Engineering SERS platform in fiber application with a spectroscopic study of bilayer MoS2
Surface Enhanced Raman Spectroscopy (SERS) is a surface-sensitive technique based on plasmon resonance, which can enhance Raman signal intensity by several orders of magnitude, enabling even detection of a single molecule. Material topics involving SERS contain manipulation of specific hot spots through nano-fabrication and enhancement of substrate sensitivity and affinity to interested molecules. The main objective of this research is to gain fundamental understanding of capability limit of SERS optical fiber technology through systematic experimental studies combined with simulations.
SERS fiber probe based on Au nanotriangle has been fabricated and factors affecting Raman signal through fiber are investigated. These factors include numerical aperture of objective lens, slit width of spectrometer, fiber length and SERS array size on fiber facet. Size of SERS array coated on fiber facet is one primary factor accounting for Raman signal loss, which is ultimately due to decrease in laser power density on the fiber end. The most fundamental optimization consideration for SERS fiber probe is a tradeoff between sensitivity and spatial resolution.

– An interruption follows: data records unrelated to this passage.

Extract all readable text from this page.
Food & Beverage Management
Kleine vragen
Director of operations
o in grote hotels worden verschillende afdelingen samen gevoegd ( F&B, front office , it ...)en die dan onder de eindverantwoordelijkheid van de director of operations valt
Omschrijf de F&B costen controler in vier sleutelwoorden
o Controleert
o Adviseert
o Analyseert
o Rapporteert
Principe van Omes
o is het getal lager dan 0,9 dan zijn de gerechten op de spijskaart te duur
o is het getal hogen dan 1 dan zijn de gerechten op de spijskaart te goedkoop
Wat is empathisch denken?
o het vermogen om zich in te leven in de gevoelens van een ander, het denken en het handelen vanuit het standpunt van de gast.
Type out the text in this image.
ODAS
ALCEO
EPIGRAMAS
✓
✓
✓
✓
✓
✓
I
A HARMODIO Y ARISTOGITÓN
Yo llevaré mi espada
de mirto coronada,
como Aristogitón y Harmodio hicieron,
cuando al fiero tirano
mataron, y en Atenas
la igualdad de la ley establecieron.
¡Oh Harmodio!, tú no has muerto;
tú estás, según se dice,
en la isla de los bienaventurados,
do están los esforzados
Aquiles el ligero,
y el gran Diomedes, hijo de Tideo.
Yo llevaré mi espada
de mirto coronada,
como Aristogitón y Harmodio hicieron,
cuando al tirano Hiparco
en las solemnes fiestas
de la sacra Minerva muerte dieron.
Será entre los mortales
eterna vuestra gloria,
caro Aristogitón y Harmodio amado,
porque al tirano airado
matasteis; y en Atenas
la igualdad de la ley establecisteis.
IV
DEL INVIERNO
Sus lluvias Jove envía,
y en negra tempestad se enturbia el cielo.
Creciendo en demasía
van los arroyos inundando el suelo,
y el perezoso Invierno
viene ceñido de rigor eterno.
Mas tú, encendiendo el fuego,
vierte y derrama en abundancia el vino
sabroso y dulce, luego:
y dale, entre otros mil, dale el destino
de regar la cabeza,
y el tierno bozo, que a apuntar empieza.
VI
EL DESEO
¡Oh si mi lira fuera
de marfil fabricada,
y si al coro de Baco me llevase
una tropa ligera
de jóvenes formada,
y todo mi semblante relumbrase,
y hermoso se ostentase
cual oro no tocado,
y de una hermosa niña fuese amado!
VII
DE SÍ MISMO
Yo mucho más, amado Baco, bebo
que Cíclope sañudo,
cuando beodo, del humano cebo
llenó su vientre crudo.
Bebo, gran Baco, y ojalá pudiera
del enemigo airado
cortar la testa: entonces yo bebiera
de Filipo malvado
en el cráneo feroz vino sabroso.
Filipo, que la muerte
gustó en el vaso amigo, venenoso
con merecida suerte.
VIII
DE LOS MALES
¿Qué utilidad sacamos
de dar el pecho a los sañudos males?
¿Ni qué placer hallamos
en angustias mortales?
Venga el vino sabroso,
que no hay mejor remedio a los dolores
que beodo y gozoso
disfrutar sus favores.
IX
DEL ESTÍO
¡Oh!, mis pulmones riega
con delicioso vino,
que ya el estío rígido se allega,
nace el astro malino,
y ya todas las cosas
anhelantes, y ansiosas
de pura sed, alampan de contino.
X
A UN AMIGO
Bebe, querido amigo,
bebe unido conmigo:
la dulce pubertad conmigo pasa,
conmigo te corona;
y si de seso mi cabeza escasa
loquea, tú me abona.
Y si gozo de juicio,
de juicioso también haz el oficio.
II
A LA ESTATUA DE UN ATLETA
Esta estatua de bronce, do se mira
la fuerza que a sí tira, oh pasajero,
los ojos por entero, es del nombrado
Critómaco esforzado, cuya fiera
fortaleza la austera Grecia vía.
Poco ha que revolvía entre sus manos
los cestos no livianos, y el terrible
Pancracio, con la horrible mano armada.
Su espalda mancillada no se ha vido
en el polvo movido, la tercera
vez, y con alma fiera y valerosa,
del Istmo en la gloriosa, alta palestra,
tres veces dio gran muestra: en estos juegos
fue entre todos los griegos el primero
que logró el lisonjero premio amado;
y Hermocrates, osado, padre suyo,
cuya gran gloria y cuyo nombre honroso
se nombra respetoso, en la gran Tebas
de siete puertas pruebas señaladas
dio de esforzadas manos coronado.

A novel Au pyramid/ring SERS platform with enhancement of spatial confinement and electric field is demonstrated for potential SERS fiber probe application through finite-difference time-domain (FDTD) simulation. The FDTD simulation work provides an alternative way to enhance Raman signal intensity while keep high spatial resolution for SERS fiber probe. Excitation of surface plasmon polaritons (SPPs) by circular Au rings and coupling of SPPs with Au pyramids are studied to improve electric field and overall SERS enhancement of the platform. Au pyramids combined with rings can achieve confinement of the electric field within a 700?700 nm region, which could provide higher spatial resolution for SERS fiber probe.
In addition, a practical way of patterning metallic nanostructures for achieving high SERS enhancement factors (EFs) and high hot spot density is demonstrated. By superimposing one layer Au triangle array on another to form multilayer triangle array, SERS signal can be enhanced by two orders of magnitude. The physical understanding of the SERS enhancement of multilayer triangle array is also developed through FDTD simulation. The drastic increased SERS EFs and hot spot density are due to an increase of amount of gaps formed between Au triangles and a decrease of the gap size.
The thesis also presents a serendipitous discovery of bilayer MoS2 spectral features when exploring MoS2 as a potential SERS enhancement substrate. CVD grown AA’ (60? stacking) and AB (0? stacking) stacked bilayer MoS2 have distinct properties in terms of resonance Raman and photoluminescence. Raman and photoluminescence spectra of AA’ and AB stacked bilayer MoS2 are obtained on Au nano-pyramid surfaces under strong plasmon resonance. A Raman peak named as “a” peak appears in AA’ stacked bilayer MoS2 resonance Raman spectra but not in AB stacked bilayer, a feature that can be used as Raman finger print to differentiate the two types of bilayer MoS2.